Working in advertising in New York is like having coworkers everywhere. Whether you’re on the brand or agency side, a creative or a planner, we all speak the same buzzwords and acronyms—and we run into each other all the time. These impromptu meetings push your relationships beyond casual acquaintances. You’ll see them at a Central Park socially distant meetup in a month or two. You can’t recreate that magic online or in another city. 

New Yorkers may be thought of as rude and unapproachable, but we know the difference between being nice and being kind. We tell it like it is, we give tough feedback, but we’re also the first to pull up a chair to dig into the problem with you. We might be workaholics, but we produce great work, work that has an outsize impact on culture. And when you create work that you are relentlessly passionate about and you do it out of a place of tough love, you inevitably come away with some lifelong friends in the process. 

The inspiration

It’s a major advantage to be in a city as diverse as your consumer, to see and feel firsthand the experience of all kinds of people from across the world. In New York, there are living insights all around you.

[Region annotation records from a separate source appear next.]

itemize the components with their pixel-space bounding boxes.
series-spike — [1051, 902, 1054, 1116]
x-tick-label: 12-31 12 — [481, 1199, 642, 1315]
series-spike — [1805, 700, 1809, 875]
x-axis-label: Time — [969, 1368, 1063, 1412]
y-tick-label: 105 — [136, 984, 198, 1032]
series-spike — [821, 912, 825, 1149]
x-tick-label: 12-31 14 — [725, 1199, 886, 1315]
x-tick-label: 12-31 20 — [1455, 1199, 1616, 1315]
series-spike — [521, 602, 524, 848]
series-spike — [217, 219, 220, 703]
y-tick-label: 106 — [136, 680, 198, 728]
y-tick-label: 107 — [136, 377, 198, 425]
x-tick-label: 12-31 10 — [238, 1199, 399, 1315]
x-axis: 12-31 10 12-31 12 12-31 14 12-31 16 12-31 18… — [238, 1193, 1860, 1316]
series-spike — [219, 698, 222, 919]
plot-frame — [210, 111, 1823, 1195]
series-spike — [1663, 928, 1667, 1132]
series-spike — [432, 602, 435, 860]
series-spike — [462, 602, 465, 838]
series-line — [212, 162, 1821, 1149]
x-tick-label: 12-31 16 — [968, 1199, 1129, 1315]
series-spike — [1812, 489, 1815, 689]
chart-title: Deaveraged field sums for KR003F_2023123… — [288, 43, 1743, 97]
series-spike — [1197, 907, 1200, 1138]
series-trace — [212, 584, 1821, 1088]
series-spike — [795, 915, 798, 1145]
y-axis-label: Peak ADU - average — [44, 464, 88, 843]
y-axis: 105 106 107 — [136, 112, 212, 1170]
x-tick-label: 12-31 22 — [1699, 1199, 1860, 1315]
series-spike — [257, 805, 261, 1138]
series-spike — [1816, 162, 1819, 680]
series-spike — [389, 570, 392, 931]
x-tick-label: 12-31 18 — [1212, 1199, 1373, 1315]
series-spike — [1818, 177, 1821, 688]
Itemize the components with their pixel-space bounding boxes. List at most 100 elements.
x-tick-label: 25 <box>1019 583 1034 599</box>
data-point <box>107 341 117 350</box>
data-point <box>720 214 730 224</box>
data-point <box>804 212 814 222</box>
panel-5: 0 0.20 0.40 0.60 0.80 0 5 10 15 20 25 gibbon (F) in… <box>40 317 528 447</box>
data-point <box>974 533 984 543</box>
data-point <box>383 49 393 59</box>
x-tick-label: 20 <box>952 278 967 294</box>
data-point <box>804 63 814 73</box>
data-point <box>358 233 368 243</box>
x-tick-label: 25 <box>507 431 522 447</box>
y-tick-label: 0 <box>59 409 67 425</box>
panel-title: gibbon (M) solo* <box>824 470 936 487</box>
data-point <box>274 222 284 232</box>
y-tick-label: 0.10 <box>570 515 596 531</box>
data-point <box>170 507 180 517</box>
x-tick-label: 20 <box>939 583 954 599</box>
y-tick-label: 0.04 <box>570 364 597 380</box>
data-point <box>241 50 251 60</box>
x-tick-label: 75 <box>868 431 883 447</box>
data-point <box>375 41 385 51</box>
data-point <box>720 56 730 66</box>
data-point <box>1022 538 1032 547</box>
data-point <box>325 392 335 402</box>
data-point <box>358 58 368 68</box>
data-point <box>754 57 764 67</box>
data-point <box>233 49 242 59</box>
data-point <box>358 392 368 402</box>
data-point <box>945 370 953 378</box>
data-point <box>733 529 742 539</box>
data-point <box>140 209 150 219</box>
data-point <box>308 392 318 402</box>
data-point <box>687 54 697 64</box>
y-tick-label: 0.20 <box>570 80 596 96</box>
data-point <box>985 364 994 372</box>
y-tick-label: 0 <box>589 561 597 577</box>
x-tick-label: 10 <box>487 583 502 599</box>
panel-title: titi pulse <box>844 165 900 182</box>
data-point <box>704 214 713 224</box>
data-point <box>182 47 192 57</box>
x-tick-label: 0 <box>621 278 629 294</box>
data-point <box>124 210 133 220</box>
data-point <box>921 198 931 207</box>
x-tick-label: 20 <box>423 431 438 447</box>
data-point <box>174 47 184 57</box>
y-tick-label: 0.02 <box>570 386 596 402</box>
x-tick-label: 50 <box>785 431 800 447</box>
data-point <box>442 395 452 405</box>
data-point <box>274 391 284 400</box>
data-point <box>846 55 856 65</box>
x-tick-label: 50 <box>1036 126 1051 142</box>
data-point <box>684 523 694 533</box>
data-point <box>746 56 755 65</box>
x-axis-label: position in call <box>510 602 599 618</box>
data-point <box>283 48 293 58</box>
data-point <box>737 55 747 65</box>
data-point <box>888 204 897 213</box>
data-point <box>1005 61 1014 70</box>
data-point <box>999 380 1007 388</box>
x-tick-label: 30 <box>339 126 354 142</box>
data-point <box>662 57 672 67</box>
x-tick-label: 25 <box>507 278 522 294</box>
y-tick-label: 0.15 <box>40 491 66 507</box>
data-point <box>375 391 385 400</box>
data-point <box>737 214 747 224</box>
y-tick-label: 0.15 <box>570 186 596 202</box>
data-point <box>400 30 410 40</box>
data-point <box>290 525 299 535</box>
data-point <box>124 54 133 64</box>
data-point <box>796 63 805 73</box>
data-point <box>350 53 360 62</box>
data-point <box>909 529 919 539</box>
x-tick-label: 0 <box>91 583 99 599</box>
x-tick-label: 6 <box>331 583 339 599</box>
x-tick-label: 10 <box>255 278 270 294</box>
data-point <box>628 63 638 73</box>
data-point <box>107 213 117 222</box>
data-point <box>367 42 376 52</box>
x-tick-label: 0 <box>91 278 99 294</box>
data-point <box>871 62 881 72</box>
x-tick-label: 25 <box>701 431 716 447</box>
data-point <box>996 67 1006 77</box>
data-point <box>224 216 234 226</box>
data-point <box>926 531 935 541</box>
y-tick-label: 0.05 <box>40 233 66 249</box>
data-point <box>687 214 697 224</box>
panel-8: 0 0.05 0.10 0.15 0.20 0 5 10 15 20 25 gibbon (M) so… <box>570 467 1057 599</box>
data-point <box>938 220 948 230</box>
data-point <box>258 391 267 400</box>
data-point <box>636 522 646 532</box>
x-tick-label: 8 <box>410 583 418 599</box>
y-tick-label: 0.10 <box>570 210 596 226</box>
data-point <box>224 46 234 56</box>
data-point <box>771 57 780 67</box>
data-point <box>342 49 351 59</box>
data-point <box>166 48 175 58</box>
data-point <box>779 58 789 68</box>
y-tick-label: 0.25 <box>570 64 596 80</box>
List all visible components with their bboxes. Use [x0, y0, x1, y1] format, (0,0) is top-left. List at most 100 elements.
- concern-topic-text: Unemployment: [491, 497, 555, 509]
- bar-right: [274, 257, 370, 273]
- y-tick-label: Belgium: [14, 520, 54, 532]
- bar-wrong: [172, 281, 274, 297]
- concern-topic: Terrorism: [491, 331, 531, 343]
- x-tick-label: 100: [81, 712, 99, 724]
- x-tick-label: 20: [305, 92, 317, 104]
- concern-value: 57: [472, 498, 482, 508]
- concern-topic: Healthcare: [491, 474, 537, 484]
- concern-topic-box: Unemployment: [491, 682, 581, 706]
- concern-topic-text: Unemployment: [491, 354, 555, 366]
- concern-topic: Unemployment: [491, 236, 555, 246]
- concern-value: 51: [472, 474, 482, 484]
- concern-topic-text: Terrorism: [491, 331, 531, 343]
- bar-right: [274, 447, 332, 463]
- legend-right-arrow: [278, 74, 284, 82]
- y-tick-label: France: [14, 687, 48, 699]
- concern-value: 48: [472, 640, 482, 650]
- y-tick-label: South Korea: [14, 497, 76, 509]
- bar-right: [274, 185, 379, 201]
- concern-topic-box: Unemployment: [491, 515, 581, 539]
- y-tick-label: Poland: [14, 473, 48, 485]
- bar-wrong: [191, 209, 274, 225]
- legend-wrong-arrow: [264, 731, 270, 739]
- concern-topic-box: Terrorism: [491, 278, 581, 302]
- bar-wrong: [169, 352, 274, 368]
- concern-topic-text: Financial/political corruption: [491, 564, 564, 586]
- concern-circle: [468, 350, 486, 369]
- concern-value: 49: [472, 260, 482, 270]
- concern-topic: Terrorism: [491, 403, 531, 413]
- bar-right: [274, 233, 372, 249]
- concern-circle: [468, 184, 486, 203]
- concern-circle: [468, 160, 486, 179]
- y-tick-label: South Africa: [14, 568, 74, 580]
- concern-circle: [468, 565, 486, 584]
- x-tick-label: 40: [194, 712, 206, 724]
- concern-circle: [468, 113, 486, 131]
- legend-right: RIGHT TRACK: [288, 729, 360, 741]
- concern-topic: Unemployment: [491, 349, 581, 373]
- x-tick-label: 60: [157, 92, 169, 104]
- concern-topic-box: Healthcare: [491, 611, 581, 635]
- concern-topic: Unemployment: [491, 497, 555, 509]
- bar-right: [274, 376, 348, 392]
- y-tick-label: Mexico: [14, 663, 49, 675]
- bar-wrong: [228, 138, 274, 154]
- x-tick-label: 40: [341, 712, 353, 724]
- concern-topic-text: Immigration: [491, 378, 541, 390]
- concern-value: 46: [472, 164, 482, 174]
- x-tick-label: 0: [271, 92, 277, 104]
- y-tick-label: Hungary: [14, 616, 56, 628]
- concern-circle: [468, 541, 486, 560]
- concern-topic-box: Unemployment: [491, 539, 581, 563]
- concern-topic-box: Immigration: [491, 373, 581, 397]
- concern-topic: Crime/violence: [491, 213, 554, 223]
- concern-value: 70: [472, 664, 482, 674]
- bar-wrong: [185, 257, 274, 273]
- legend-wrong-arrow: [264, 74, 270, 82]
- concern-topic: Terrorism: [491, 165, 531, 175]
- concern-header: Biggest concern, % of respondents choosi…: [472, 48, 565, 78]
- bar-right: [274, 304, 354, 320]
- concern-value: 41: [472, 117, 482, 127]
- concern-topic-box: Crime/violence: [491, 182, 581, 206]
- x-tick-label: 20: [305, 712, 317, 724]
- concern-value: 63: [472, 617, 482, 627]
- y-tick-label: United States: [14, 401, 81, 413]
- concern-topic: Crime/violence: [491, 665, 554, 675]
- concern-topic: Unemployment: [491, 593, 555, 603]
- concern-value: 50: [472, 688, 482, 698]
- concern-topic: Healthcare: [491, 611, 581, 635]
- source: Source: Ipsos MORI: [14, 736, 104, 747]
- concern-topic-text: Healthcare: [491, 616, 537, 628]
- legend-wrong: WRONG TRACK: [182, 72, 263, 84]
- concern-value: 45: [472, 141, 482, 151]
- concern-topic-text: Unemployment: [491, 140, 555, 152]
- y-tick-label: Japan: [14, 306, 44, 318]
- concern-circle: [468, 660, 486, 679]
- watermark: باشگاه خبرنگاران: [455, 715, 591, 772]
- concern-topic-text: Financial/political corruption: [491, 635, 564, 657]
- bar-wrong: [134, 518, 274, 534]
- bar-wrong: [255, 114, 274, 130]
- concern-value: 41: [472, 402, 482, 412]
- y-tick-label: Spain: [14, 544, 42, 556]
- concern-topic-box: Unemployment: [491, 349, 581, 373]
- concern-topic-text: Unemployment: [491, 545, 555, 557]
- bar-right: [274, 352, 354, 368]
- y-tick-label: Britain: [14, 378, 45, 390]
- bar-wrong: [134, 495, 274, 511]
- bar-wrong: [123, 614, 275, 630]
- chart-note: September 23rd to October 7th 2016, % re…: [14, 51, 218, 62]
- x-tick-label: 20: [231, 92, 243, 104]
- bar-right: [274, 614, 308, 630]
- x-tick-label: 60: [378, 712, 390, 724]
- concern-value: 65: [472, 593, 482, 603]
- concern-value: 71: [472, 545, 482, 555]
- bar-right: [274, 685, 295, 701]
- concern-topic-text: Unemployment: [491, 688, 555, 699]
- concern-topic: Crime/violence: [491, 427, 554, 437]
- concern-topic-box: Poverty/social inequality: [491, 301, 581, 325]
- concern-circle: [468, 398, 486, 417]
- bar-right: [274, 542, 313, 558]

At least once a week mid-run, I stop in my tracks to listen in on a conversation that informs the work I do the very next day. 

The ethos

In opening up again, we’ve done so with unparalleled ingenuity and that characteristic NYC scrappiness and resiliency. I’m betting on that to see us through, to even usher in new innovations around New York institutions like Broadway that are impossible to replicate elsewhere. I also expect it to happen in advertising here because we look at problems as opportunities and we’re used to tough love. 

We all know someone who has a shirt that says “I <3 [insert city here].” That comes from an advertising campaign for New York in 1976, one that turned around the reputation of NYC despite its simplicity. New York is responsible for the first radio ad, the first electronic ad and the first Super Bowl spot. 

So, I dare you. Give me a reason to leave. Because the Covid-19 crisis hasn’t.